Geçen Hafta 45 Yıl Öncesine Gittim

İbrahim BALCIOĞLU Mali Müşavir - Denetçi

Geçen Hafta 45 Yıl Öncesine Gittim

İbrahim BALCIOĞLU
Mali Müşavir - Denetçi

Geçtiğimiz hafta mensubu olduğum İstanbul Mali Müşavirler ve Muhasebeciler Derneği’nin 7. Olağan Genel Kurulu için Cağaloğlu’nda bulunan Milli Türk Talebe Birliği’ne (MTTB) gittim. 45 yıl önce ilk defa girdiğim o kapıya 41 yıl önce bu sefer çıkmamak üzere tekrar girmiştim. Benim için önemli bir buluşma oldu. Önemine binaen nu yazıyı genel kurulda yaptığım konuşmadan alıntılardan oluşturmak istiyorum. 

O konuşmada özetle “Arkadaşlar bugün bu kürsüye çıkmayı özellikle istedim. Çünkü bu kürsü bana çok şey hatırlatıyor. 1973-74 yıllarında bu kürsüde değil şu koltuklarda bir ortaokul talebesi olarak sınıf arkadaşım Ümit Altın’ın katıldığı bir şiir yarışması nedeniyle oturuyor, onu destekliyordum. Şiir yarışması geç saatlere kadar devam ettiği için şu arkamızda bulunan Nuruosmaniye Caddesi ve Camiinin avlusundan geçerken çınar yapraklarının döküldüğünü ve onun üzerine basarken çıkardığı hışırtıları hatırlıyorum.

1976-77 öğretim yılının sonlarında bu kez ben varım bu sahnede. O yıl Milli Türk Talebe Birliği’nin düzenlediği liselerarası kompozisyon yarışmasına bir arkadaşımla beraber ben katılıyorum.

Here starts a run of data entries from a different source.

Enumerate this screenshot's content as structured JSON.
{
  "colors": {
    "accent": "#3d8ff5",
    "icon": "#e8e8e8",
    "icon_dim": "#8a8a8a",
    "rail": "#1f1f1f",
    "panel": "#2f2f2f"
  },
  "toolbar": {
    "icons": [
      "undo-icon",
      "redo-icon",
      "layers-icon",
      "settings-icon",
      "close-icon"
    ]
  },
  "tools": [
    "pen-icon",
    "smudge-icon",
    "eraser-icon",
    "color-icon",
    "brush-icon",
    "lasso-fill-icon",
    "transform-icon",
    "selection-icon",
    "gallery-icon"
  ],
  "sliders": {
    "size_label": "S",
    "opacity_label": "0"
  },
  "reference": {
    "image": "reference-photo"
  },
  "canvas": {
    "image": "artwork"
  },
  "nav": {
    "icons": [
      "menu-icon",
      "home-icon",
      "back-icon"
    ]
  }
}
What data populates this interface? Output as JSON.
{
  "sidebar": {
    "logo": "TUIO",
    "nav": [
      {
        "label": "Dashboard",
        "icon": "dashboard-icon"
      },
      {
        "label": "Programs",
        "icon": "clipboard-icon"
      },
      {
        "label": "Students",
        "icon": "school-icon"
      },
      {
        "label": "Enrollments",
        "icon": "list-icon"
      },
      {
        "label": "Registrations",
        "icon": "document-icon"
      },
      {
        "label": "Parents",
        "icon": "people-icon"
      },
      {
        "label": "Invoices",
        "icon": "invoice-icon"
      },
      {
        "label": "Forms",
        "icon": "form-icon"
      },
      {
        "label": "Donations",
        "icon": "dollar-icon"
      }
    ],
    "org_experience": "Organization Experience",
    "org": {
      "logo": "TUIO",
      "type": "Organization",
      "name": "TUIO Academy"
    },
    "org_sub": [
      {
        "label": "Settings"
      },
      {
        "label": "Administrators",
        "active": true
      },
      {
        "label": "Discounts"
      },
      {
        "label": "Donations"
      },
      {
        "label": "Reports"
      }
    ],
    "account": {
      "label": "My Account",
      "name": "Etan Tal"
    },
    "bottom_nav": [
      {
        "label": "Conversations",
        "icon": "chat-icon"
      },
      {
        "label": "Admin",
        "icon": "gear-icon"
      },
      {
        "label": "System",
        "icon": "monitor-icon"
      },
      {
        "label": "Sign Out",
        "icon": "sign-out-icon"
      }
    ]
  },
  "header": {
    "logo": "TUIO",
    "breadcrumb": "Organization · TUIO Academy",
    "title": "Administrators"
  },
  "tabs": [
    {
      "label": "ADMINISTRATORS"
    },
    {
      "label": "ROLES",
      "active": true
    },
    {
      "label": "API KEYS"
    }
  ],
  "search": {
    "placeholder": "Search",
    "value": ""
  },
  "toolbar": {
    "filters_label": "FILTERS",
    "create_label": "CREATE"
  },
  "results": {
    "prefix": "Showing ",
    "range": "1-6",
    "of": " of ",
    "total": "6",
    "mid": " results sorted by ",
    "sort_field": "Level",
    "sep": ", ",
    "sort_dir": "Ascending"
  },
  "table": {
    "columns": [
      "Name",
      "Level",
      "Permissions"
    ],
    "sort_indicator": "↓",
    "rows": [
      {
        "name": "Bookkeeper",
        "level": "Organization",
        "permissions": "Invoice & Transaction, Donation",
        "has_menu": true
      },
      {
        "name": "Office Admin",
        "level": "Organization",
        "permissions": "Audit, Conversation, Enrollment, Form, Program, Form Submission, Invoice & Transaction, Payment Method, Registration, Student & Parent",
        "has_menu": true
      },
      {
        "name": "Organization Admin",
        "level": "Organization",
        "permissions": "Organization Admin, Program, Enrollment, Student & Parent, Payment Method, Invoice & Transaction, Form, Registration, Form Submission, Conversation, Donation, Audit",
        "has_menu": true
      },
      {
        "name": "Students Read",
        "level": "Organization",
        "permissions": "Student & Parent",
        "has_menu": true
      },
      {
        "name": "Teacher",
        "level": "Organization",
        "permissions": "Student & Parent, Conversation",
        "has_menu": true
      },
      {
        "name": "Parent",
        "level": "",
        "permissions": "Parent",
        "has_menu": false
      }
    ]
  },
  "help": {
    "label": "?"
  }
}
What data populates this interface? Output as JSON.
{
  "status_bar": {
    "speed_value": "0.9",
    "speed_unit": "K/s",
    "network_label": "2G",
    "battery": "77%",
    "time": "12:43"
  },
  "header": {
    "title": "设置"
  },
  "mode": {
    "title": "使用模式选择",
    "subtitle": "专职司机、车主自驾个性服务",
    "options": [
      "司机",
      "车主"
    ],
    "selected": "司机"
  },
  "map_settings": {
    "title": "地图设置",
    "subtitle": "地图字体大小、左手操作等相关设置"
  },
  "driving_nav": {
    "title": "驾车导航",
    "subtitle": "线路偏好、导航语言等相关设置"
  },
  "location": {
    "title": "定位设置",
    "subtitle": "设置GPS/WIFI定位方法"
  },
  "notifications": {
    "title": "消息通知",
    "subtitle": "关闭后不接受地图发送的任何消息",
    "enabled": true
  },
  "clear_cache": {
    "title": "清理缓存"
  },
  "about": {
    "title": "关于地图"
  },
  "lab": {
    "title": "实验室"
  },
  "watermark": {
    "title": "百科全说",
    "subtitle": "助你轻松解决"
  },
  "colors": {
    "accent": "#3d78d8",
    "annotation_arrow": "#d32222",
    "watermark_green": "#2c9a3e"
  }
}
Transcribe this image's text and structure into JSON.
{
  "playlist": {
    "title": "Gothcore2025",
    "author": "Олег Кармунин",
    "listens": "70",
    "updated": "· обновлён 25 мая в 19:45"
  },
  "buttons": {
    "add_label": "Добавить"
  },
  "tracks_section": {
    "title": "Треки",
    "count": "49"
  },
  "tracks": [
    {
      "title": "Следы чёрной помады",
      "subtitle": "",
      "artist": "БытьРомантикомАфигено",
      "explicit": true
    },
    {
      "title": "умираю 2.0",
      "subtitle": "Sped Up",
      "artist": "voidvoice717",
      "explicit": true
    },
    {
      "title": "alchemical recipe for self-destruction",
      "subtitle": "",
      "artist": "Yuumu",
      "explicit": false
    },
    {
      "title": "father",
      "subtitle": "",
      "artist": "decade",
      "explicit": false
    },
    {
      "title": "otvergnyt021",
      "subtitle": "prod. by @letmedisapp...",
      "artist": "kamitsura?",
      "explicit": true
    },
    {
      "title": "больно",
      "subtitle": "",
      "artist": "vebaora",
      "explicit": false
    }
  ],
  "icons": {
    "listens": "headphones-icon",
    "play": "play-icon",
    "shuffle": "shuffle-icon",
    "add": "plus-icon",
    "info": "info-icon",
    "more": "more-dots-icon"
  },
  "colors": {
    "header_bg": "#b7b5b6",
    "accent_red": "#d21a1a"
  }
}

Edebiyat öğretmenim Mehmet Esen’in de yönlendirmesi ile katıldığım bu yarışmada yazdığım kompozisyonla beşinci oluyorum. O yarışma benim burayla tanışmamı ve kaynaşmamı sağlıyor. Ta ki o meşum 12 Eylül darbesi olana kadar burada hem müdavim olarak hem de yönetici olarak kalmamızı sağlıyor.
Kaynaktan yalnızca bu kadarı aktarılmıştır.